Contrary to Saussure's definition of linguistic sign as a combination of signified and signifier, Jacques Derrida (1968) claimed a word seems to signify something but that is not real; the relation between them is always floating; meaning evaporates the moment one utters words. So there is no such thing as factual representation. If there was, then there would be one linguistic sign to refer to one thing across all cultures. The context that there are different words to mean the same thing and, conversely, that different things can be represented by one word is ample evidence to suggest that language cannot represent the world in true sense. Nor does it prove by any means that the linguistic representation of the world is factual.
For reasons above truth is elusive and thus cannot be represented by language that is inadequate to fully give a factual photograph of what we call fact. In a situation when language fails to reflect even the objective world by its equivalent word, symbolic relationship of language with the world is even far from reality. Most of the abstract world such as democracy and social justice can only be represented by words as symbols that are based on assumptions rather than facts. Therefore, factual representation of the world through language is a myth, not reality.

Fact Turned Into Fiction
By fact we generally understand something that happens or something that we do. There is no denying that things that have happened and things that are done are facts.
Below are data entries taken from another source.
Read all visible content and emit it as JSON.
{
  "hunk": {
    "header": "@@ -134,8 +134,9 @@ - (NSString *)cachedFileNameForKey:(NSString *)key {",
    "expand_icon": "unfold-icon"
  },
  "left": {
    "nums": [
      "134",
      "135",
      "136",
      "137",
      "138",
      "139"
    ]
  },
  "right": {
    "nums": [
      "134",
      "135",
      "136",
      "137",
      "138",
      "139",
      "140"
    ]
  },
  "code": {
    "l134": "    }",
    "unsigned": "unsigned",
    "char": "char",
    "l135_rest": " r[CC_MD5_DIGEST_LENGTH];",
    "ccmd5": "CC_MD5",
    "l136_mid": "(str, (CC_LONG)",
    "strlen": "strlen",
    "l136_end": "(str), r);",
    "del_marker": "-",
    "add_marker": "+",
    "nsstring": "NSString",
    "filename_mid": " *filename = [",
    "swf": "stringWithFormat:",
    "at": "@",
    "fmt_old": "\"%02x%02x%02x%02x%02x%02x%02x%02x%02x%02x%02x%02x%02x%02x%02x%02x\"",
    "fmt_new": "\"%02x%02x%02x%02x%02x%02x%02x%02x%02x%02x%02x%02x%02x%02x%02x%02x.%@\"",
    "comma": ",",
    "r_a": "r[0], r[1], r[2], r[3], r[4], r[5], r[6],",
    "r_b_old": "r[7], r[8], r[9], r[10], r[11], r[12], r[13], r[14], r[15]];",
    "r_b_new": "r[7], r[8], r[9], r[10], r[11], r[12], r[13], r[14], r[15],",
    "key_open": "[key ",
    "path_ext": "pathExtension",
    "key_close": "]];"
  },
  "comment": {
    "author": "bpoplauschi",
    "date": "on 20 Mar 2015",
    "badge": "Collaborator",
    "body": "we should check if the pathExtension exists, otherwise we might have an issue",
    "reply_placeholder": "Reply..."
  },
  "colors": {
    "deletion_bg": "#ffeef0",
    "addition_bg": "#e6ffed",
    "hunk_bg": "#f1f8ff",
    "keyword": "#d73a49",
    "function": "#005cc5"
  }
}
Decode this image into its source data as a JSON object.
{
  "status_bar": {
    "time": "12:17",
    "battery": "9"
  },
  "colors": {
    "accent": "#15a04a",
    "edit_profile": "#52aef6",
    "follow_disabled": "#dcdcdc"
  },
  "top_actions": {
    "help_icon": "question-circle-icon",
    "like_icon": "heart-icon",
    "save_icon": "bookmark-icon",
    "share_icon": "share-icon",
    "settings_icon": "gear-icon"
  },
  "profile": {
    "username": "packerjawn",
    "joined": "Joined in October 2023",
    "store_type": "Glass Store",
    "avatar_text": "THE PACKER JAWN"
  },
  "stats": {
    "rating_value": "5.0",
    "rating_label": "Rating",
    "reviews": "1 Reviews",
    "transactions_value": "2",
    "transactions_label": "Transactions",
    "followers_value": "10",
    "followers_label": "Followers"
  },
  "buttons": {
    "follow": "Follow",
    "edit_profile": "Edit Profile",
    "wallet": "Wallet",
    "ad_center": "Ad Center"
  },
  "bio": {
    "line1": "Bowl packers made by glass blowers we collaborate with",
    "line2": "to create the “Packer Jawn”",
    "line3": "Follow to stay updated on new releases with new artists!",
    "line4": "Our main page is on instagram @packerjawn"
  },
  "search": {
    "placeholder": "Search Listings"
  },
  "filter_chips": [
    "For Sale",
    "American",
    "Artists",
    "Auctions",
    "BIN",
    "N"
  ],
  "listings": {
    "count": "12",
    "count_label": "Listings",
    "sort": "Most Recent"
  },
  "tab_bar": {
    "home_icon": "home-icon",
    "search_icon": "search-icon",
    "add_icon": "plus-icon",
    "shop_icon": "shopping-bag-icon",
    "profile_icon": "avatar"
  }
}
But the moment facts are told or written in a language they are deviated without our knowing. Most of the blind followers of religion believe that whatever is written in the Mahabharata or the Bible or the Quran are facts and that they are words of the Gods. But those scriptures are written by God's disciples who are humans. Because humans have their limited perspectives, they cannot put things and events into words in a photographic manner. So anything said or written by humans cannot represent the things that happened or that were done. There is another reason for created fiction not being fact. Language itself is inadequate to reflect the whole fact. What it does at the most is a partial representation of something. So anything said or written, even as it is in print form, cannot be reliable. It is merely fiction or sometimes even fantasy.

Fiction Made Into Fact
Because language has an interested character, it can be used by a speaker for good or bad purposes. We often think that anything said or done for public welfare is good and something that is done for ulterior motive is bad. Whether language is used for a good or bad purpose, it is manipulated and thus far from reality. When language is manipulated in the speaker's interest, it cannot be impartial. The (auto) biographies of leaders like Mahatama Gandhi, Martin Luther King Jr., and Nelson Mandela valorize them in exaggeration. Likewise, leaders such as Hitler and Mussolini are denounced. There is no sufficient evidence to suggest that the history of great human beings is reliable. It is fiction but is written in a way it looks like a fact. It is thus not invalid to think that those leaders may not always have spoken the truth.
Because fact turns into fiction the moment it is put into words and fiction can also be turned into fact by a manipulative writer, there is no such thing as a factual representation. If this were true, there would not be controversy in written history. So anything that is put into words is unreal and thus under critical scrutiny. What happens or what is done is fact. What is put into words is fallacious representation.